Görünüşe göre Başbakan Erdoğan'ın sözlerini sallamayıp kendi bildiğini okuyan PKK, hedeflediği ölçüde yoluna devam ediyor. Yalnız bu noktada bir şeyin altını tekrar çizmekte yarar var. Daha öncede belirttiğimiz gibi PKK'nın hedefleri AKP'nin hedefleriyle müşterektir. İkisinin bir birinden ayrı olan hiçbir yönü bulunmuyor.

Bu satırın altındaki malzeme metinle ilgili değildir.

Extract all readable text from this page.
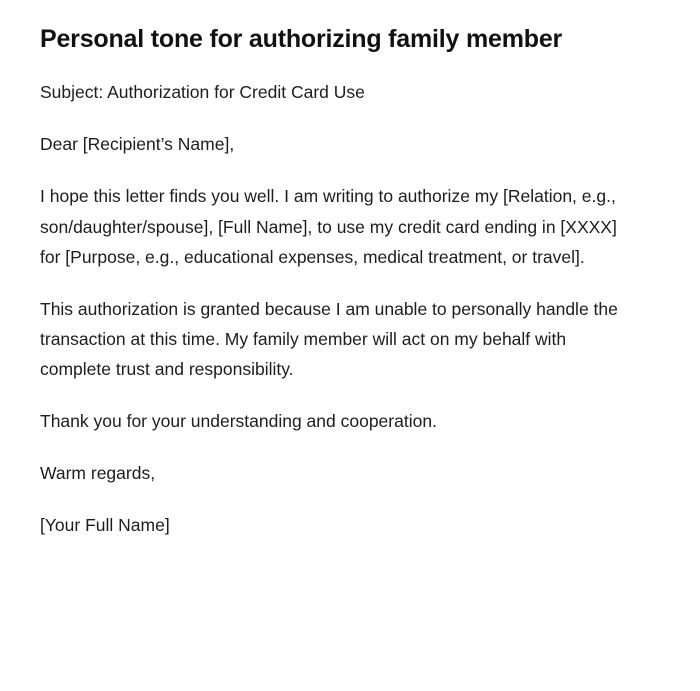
Personal tone for authorizing family member

Subject: Authorization for Credit Card Use

Dear [Recipient’s Name],

I hope this letter finds you well. I am writing to authorize my [Relation, e.g., son/daughter/spouse], [Full Name], to use my credit card ending in [XXXX] for [Purpose, e.g., educational expenses, medical treatment, or travel].

This authorization is granted because I am unable to personally handle the transaction at this time. My family member will act on my behalf with complete trust and responsibility.

Thank you for your understanding and cooperation.

Warm regards,

[Your Full Name]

Bugünlerde birbirinden ayrılmaz ve aynı zamanda birbirine muhtaç olan ikilinin yaşadığı mesele yalnızca zamanla alakalıdır. PKK daha önce 5. Oslo görüşmelerinde ortaya çıktığı gibi taleplerinin daha çabuk hayata geçmesini beklerken, AKP ise "terörist başının salı verilmesi dahil" diğer talepler için zamana yayılmış bir yol izlemeyi istiyor.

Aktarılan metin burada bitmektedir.